Veröffentlicht am: 30.08.2026 um 15:34 Uhr | Redaktion boerse-global.de

Wegen fehlender MTE-Unterstützung verwirft GrapheneOS die Pixel-11-Anpassung und plant ab 2027 ausgewählte Motorola-Modelle als Alternative.

GrapheneOS meidet Pixel 11 und setzt künftig auf Motorola
Nahaufnahme von technischer Smartphone-Hardware auf einem dunklen Arbeitstisch, Fokus auf Mikrochips und Leiterplatten. Illustration mit AI erstellt.

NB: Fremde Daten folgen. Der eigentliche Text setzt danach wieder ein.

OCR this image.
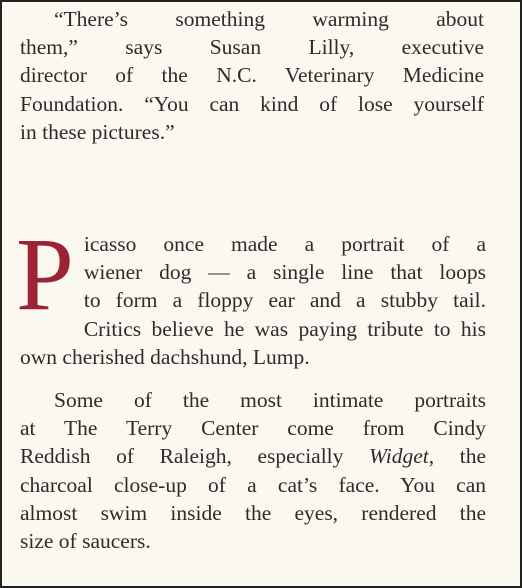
“There’s something warming about
them,” says Susan Lilly, executive
director of the N.C. Veterinary Medicine
Foundation. “You can kind of lose yourself
in these pictures.”
P icasso once made a portrait of a
wiener dog — a single line that loops
to form a floppy ear and a stubby tail.
Critics believe he was paying tribute to his
own cherished dachshund, Lump.
Some of the most intimate portraits
at The Terry Center come from Cindy
Reddish of Raleigh, especially Widget, the
charcoal close-up of a cat’s face. You can
almost swim inside the eyes, rendered the
size of saucers.
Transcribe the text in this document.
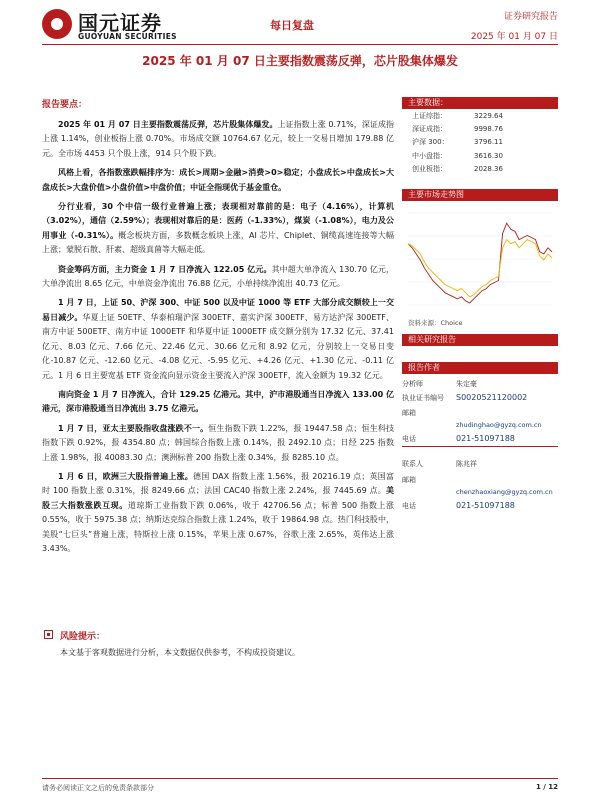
国元证券
GUOYUAN SECURITIES
每日复盘
证券研究报告
2025 年 01 月 07 日
2025 年 01 月 07 日主要指数震荡反弹，芯片股集体爆发
报告要点：

2025 年 01 月 07 日主要指数震荡反弹，芯片股集体爆发。上证指数上涨 0.71%，深证成指上涨 1.14%，创业板指上涨 0.70%。市场成交额 10764.67 亿元，较上一交易日增加 179.88 亿元。全市场 4453 只个股上涨，914 只个股下跌。

风格上看，各指数涨跌幅排序为：成长>周期>金融>消费>0>稳定；小盘成长>中盘成长>大盘成长>大盘价值>小盘价值>中盘价值；中证全指现优于基金重仓。

分行业看，30 个中信一级行业普遍上涨；表现相对靠前的是：电子（4.16%），计算机（3.02%），通信（2.59%）；表现相对靠后的是：医药（-1.33%），煤炭（-1.08%），电力及公用事业（-0.31%）。概念板块方面，多数概念板块上涨，AI 芯片、Chiplet、铜缆高速连接等大幅上涨；蒙脱石散、肝素、超级真菌等大幅走低。

资金筹码方面，主力资金 1 月 7 日净流入 122.05 亿元。其中超大单净流入 130.70 亿元，大单净流出 8.65 亿元，中单资金净流出 76.88 亿元，小单持续净流出 40.73 亿元。

1 月 7 日，上证 50、沪深 300、中证 500 以及中证 1000 等 ETF 大部分成交额较上一交易日减少。华夏上证 50ETF、华泰柏瑞沪深 300ETF、嘉实沪深 300ETF、易方达沪深 300ETF、南方中证 500ETF、南方中证 1000ETF 和华夏中证 1000ETF 成交额分别为 17.32 亿元、37.41 亿元、8.03 亿元、7.66 亿元、22.46 亿元、30.66 亿元和 8.92 亿元，分别较上一交易日变化-10.87 亿元、-12.60 亿元、-4.08 亿元、-5.95 亿元、+4.26 亿元、+1.30 亿元、-0.11 亿元。1 月 6 日主要宽基 ETF 资金流向显示资金主要流入沪深 300ETF，流入金额为 19.32 亿元。

南向资金 1 月 7 日净流入，合计 129.25 亿港元。其中，沪市港股通当日净流入 133.00 亿港元，深市港股通当日净流出 3.75 亿港元。

1 月 7 日，亚太主要股指收盘涨跌不一。恒生指数下跌 1.22%，报 19447.58 点；恒生科技指数下跌 0.92%，报 4354.80 点；韩国综合指数上涨 0.14%，报 2492.10 点；日经 225 指数上涨 1.98%，报 40083.30 点；澳洲标普 200 指数上涨 0.34%，报 8285.10 点。

1 月 6 日，欧洲三大股指普遍上涨。德国 DAX 指数上涨 1.56%，报 20216.19 点；英国富时 100 指数上涨 0.31%，报 8249.66 点；法国 CAC40 指数上涨 2.24%，报 7445.69 点。美股三大指数涨跌互现。道琼斯工业指数下跌 0.06%，收于 42706.56 点；标普 500 指数上涨 0.55%，收于 5975.38 点；纳斯达克综合指数上涨 1.24%，收于 19864.98 点。热门科技股中，美股“七巨头”普遍上涨，特斯拉上涨 0.15%，苹果上涨 0.67%，谷歌上涨 2.65%，英伟达上涨 3.43%。

风险提示：
本文基于客观数据进行分析，本文数据仅供参考，不构成投资建议。
主要数据：
上证综指：	3229.64
深证成指：	9998.76
沪深 300：	3796.11
中小盘指：	3616.30
创业板指：	2028.36
主要市场走势图
资料来源：Choice
相关研究报告
报告作者
分析师	朱定豪
执业证书编号 S0020521120002
邮箱
zhudinghao@gyzq.com.cn
电话	021-51097188
联系人	陈兆祥
邮箱
chenzhaoxiang@gyzq.com.cn
电话	021-51097188
请务必阅读正文之后的免责条款部分	1 / 12
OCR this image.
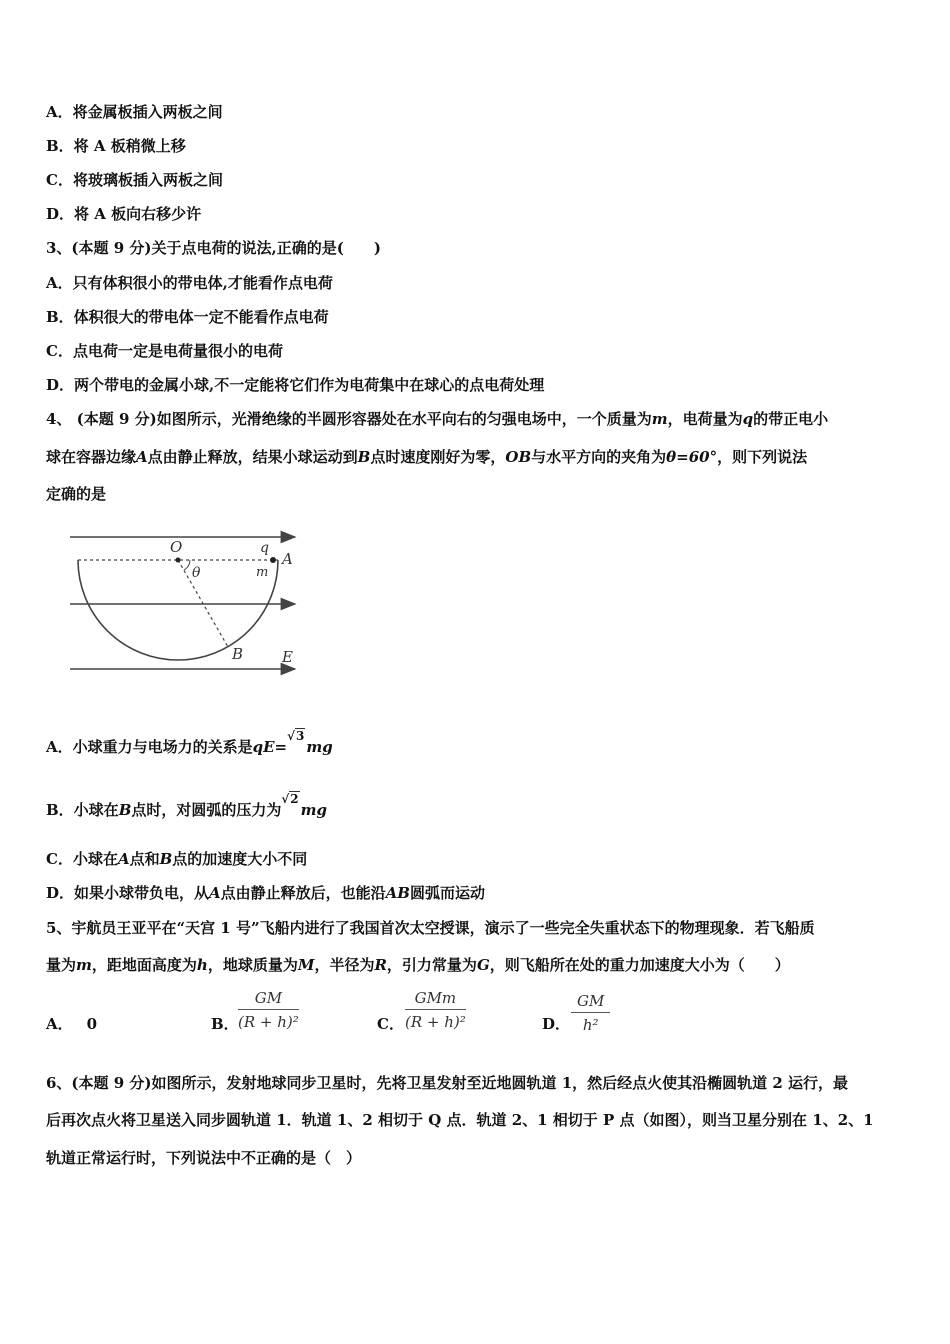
A．将金属板插入两板之间
B．将 A 板稍微上移
C．将玻璃板插入两板之间
D．将 A 板向右移少许
3、(本题 9 分)关于点电荷的说法,正确的是(　　)
A．只有体积很小的带电体,才能看作点电荷
B．体积很大的带电体一定不能看作点电荷
C．点电荷一定是电荷量很小的电荷
D．两个带电的金属小球,不一定能将它们作为电荷集中在球心的点电荷处理
4、 (本题 9 分)如图所示，光滑绝缘的半圆形容器处在水平向右的匀强电场中，一个质量为m，电荷量为q的带正电小
球在容器边缘A点由静止释放，结果小球运动到B点时速度刚好为零，OB与水平方向的夹角为θ=60°，则下列说法
定确的是
O	q
A
θ	m
B	E
A．小球重力与电场力的关系是qE=√3mg
B．小球在B点时，对圆弧的压力为√2mg
C．小球在A点和B点的加速度大小不同
D．如果小球带负电，从A点由静止释放后，也能沿AB圆弧而运动
5、宇航员王亚平在“天宫 1 号”飞船内进行了我国首次太空授课，演示了一些完全失重状态下的物理现象．若飞船质
量为m，距地面高度为h，地球质量为M，半径为R，引力常量为G，则飞船所在处的重力加速度大小为（　　）
A． 0	B． $\frac{GM}{\text{(R + h)²}}$	C．
GMm
(R + h)²	D． $\frac{GM}{\text{h²}}$
6、(本题 9 分)如图所示，发射地球同步卫星时，先将卫星发射至近地圆轨道 1，然后经点火使其沿椭圆轨道 2 运行，最
后再次点火将卫星送入同步圆轨道 1．轨道 1、2 相切于 Q 点．轨道 2、1 相切于 P 点（如图），则当卫星分别在 1、2、1
轨道正常运行时，下列说法中不正确的是（　）
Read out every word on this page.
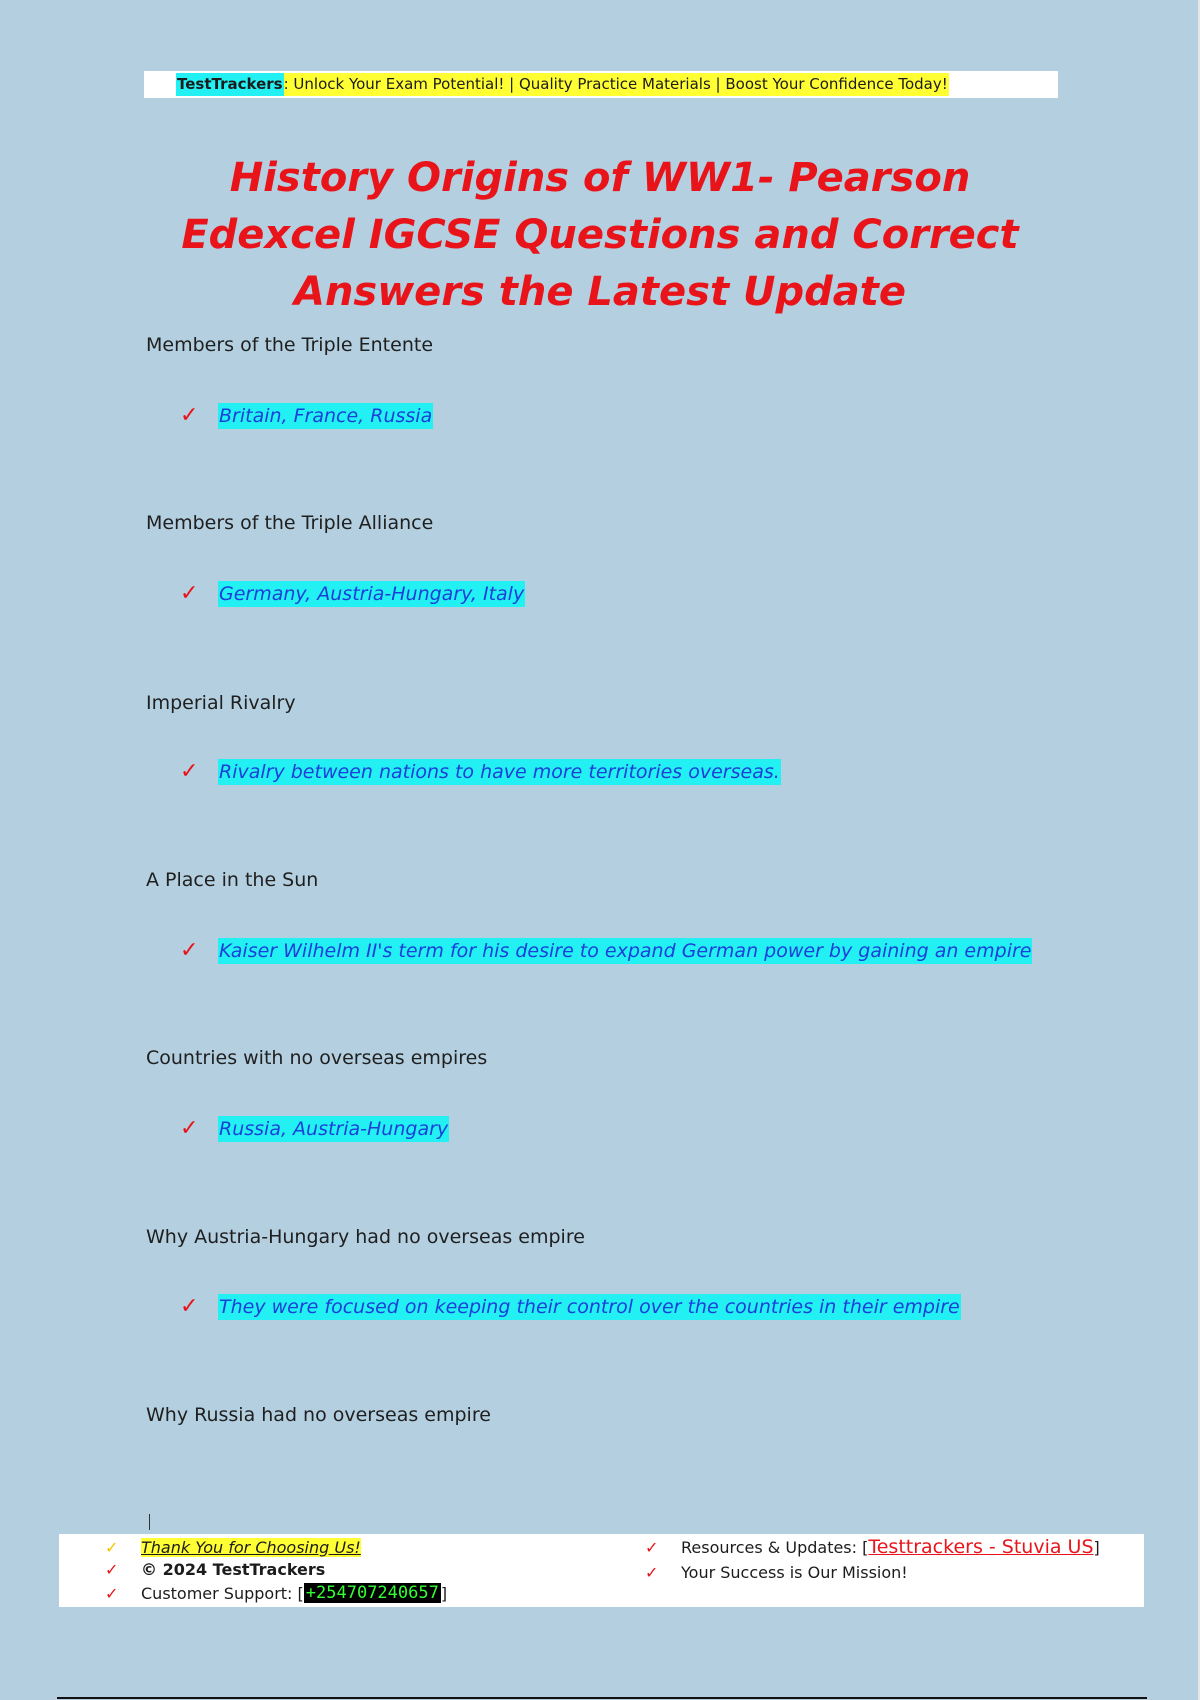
TestTrackers : Unlock Your Exam Potential! | Quality Practice Materials | Boost Your Confidence Today!
History Origins of WW1- Pearson Edexcel IGCSE Questions and Correct Answers the Latest Update
Members of the Triple Entente
✓	Britain, France, Russia
Members of the Triple Alliance
✓	Germany, Austria-Hungary, Italy
Imperial Rivalry
✓	Rivalry between nations to have more territories overseas.
A Place in the Sun
✓	Kaiser Wilhelm II's term for his desire to expand German power by gaining an empire
Countries with no overseas empires
✓	Russia, Austria-Hungary
Why Austria-Hungary had no overseas empire
✓	They were focused on keeping their control over the countries in their empire
Why Russia had no overseas empire
✓	Thank You for Choosing Us!
✓	© 2024 TestTrackers
✓	Customer Support: [ +254707240657 ]
✓	Resources & Updates: [ Testtrackers - Stuvia US ]
✓	Your Success is Our Mission!
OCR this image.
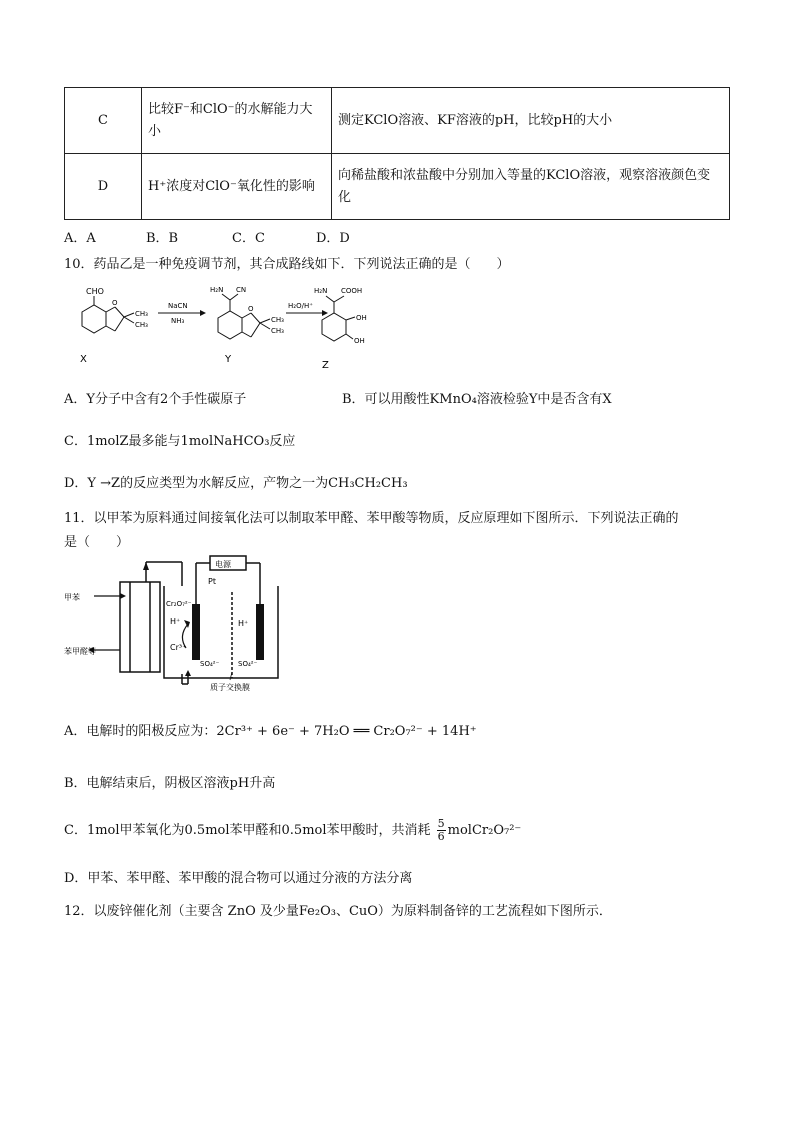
C	比较F⁻和ClO⁻的水解能力大小	测定KClO溶液、KF溶液的pH，比较pH的大小
D	H⁺浓度对ClO⁻氧化性的影响	向稀盐酸和浓盐酸中分别加入等量的KClO溶液，观察溶液颜色变化
A．A	B．B	C．C	D．D
10．药品乙是一种免疫调节剂，其合成路线如下．下列说法正确的是（　　）
CHO
O
CH₃
CH₃
X
NaCN
NH₃
H₂N CN
O
CH₃
CH₃
Y
H₂O/H⁺
H₂N COOH
OH
OH
Z
A．Y分子中含有2个手性碳原子	B．可以用酸性KMnO₄溶液检验Y中是否含有X
C．1molZ最多能与1molNaHCO₃反应
D．Y →Z的反应类型为水解反应，产物之一为CH₃CH₂CH₃
11．以甲苯为原料通过间接氧化法可以制取苯甲醛、苯甲酸等物质，反应原理如下图所示．下列说法正确的
是（　　）
甲苯
苯甲醛等
电源
Pt
Cr₂O₇²⁻
H⁺
Cr³⁺
SO₄²⁻
H⁺
SO₄²⁻
质子交换膜
A．电解时的阳极反应为：2Cr³⁺ + 6e⁻ + 7H₂O ══ Cr₂O₇²⁻ + 14H⁺
B．电解结束后，阴极区溶液pH升高
C．1mol甲苯氧化为0.5mol苯甲醛和0.5mol苯甲酸时，共消耗 $\frac{5}{6}$ molCr₂O₇²⁻
D．甲苯、苯甲醛、苯甲酸的混合物可以通过分液的方法分离
12．以废锌催化剂（主要含 ZnO 及少量Fe₂O₃、CuO）为原料制备锌的工艺流程如下图所示．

Die Entwickler des auf Sicherheit fokussierten Betriebssystems GrapheneOS raten derzeit vom Kauf der neuen Google-Pixel-11-Serie ab. Grund für die Warnung ist das Fehlen der ARM Memory Tagging Extension (MTE), einer Hardware-Sicherheitsfunktion, die seit dem Pixel 8 im Jahr 2023 fester Bestandteil der Flaggschiff-Reihe war.

Aufgrund dieser Entscheidung hat das Projekt die Adaption des Betriebssystems für die elfte Pixel-Generation aufgegeben und eine strategische Neuausrichtung hin zu Hardware-Partnern wie Motorola angekündigt.

Sicherheitsverlust durch fehlende Hardware-Features

Die Entscheidung Googles, die MTE-Unterstützung in der aktuellen Generation aus Kostengründen zu streichen, stößt in der Sicherheits-Community auf Unverständnis. Diese Technologie gilt als essenziell für den Schutz vor Speicher-Exploits.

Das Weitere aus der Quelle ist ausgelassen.